“Quantum Physics blows away any progressive notion of time” declares Karan Barad in a talk given at Aarhus University in 2016: “Troubling Time/s, Undoing the Future.”
In this fascinating talk Barad contextualizes our idea of time in the Anthropocene age. The Anthropocene, scientists argue, is the new epoch in which mankind has altered the very fabric of Earth. The products of our industries can be found in the farthest reaches of the globe. There is no longer such thing as wilderness; plutonium deposits can be found lacing soil samples on every continent; plastic is progressively outnumbering marine life; species are either moving pole-wards, or becoming extinct. While certain political parties may have us believe otherwise, it is predominantly accepted that the systems and structures of earth are undergoing radical changes, the Holocene age has ceased, and we are now entering the age of the Anthropocene.
So, what can different notions of time, and their juxtapositions, teach us about the Anthropocene, and prompt us to imagine new ways of engaging with Earth, its systems and inhabitants?
Geologic time is of course linear. Linear (western models of time) imagine a fixed progression from past to present to future.
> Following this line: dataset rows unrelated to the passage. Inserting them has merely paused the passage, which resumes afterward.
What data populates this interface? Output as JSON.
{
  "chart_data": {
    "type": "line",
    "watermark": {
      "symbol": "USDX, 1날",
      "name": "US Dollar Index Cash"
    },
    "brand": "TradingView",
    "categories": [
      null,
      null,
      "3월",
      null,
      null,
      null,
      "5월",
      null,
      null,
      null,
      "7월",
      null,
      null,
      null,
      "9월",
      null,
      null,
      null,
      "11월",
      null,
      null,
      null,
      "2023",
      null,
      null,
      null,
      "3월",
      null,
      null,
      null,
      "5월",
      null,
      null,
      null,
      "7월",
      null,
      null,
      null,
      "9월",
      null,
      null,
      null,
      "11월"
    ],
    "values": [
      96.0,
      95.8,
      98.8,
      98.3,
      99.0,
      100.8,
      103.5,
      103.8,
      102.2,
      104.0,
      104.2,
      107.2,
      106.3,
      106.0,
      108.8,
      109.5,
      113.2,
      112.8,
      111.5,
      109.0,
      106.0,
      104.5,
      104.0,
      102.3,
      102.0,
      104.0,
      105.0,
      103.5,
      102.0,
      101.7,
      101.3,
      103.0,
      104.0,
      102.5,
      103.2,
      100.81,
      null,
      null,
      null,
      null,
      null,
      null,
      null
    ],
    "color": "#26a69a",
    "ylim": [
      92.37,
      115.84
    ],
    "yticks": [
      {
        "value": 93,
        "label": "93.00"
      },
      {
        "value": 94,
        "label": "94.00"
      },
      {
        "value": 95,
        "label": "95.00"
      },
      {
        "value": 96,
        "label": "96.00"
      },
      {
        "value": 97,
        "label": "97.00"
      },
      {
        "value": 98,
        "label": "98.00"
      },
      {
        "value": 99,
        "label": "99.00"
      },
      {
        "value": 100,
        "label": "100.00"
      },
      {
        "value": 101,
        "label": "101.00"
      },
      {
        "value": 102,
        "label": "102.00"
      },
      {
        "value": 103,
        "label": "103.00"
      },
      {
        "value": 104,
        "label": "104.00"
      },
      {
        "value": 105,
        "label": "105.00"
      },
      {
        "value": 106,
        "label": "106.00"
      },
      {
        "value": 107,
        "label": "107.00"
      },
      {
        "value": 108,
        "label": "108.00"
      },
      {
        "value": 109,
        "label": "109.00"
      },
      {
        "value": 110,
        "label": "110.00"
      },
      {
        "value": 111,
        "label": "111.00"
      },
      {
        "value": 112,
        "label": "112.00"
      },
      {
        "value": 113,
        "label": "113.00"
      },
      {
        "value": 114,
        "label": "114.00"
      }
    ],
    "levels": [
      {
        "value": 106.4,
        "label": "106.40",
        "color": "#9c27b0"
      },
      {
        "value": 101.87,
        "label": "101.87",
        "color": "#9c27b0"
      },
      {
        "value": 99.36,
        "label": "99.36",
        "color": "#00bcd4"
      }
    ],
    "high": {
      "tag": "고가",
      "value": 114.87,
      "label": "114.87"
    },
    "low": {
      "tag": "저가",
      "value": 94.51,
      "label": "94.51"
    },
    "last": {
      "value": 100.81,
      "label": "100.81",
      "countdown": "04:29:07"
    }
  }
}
Yet, as Barad notes in this talk “the experience of time and history are shaped by places”.
Time is a socially formulated concept that means different things to different people. For instance, on the island of Bali, Indonesia, time is perceived and experienced as a circular construct. In traditional Balinese culture, the experience of moving through time is predicated on an understanding which articulates the present in direct conversation to the past and future, as if in constant motion. Time is experienced as a set of interweaving cycles that are based on the movements of other species, and the seasons, and the undulations of night and day. Circular, or cyclical time is also a foundational concept in many Indigenous, and other Eastern cultures, and has shaped religions such as Buddhism, Sikhism and Hinduism.
Then there is digital time – measured in smaller and smaller increments, by technologies, in part created from raw materials – rare earth metals and such – that have taken thousands upon thousands of years to form. And then there is the time espoused by quantum physics, the mysterious field that inherently rejects General Relativity, one of the critical assumptions on which modern science is based. Quantum physics asserts a wholly different imaginary of time, and indeed of the nature of the universe as we currently know it.
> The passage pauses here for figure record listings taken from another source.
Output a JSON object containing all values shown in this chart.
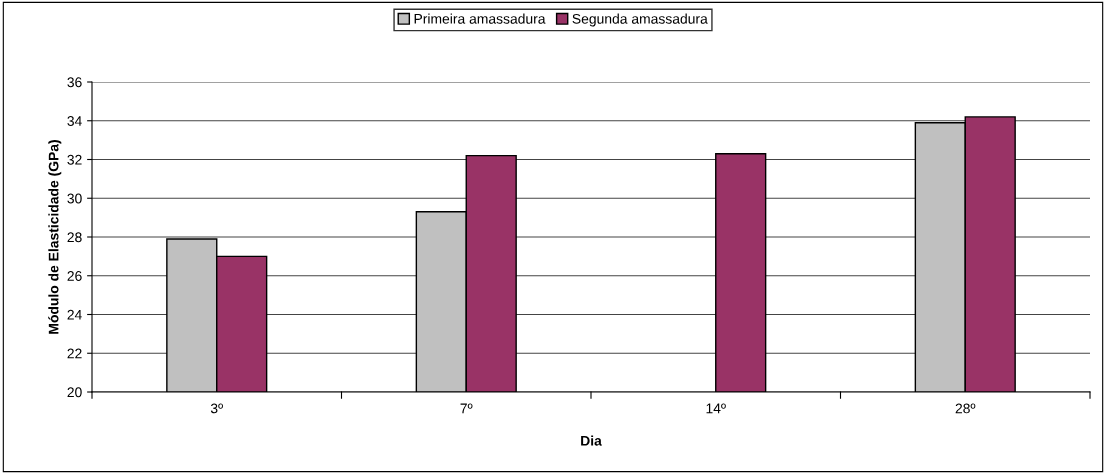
{
  "chart_data": {
    "type": "bar",
    "xlabel": "Dia",
    "ylabel": "Módulo de Elasticidade (GPa)",
    "categories": [
      "3º",
      "7º",
      "14º",
      "28º"
    ],
    "series": [
      {
        "name": "Primeira amassadura",
        "color": "#c0c0c0",
        "values": [
          27.9,
          29.3,
          null,
          33.9
        ]
      },
      {
        "name": "Segunda amassadura",
        "color": "#993366",
        "values": [
          27.0,
          32.2,
          32.3,
          34.2
        ]
      }
    ],
    "ylim": [
      20,
      36
    ],
    "yticks": [
      20,
      22,
      24,
      26,
      28,
      30,
      32,
      34,
      36
    ],
    "grid": "y",
    "legend": "top"
  }
}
Seen through the framework of Barad’s agential realism, the story of the Anthropocene shakes loose its binaries, and the question of time is thrown into sharp focus. Much as Barad portends, conceptions of time are changing. Quantum physics complicates our linear notion of time, and I argue that to view the Anthropocene through the model of linear time is to restrict the way we view ourselves, and other non-humans, as agential forces, entangled amongst each other in this new epoch.
Add yours Comments – 2
Very interesting – proved to be totally relevant to class discussion as well. I am so interested in her use of fiction and (occasionally) poetry to convey our uneasiness (for lack of a better word) with differing concepts of time. It is definitely something that seems fixed and unmoving – at the same time we experience time even in the course of a day differently depending on the month, year, life event etc. The connection here between our experience of the thing and our cultural dependant version of it is also interesting!
I was just watching this video again. But I still don’t quite get her idea of time. She claims that time/history is not necessarily a temporal construct, rather it could be defined based on location/space. When Barad explains how some indigenous cultures view the concept of time as spatial (at 11:10). But she does not elaborate on this idea. I would be grateful if somebody could share his/her understanding of spatial time with me.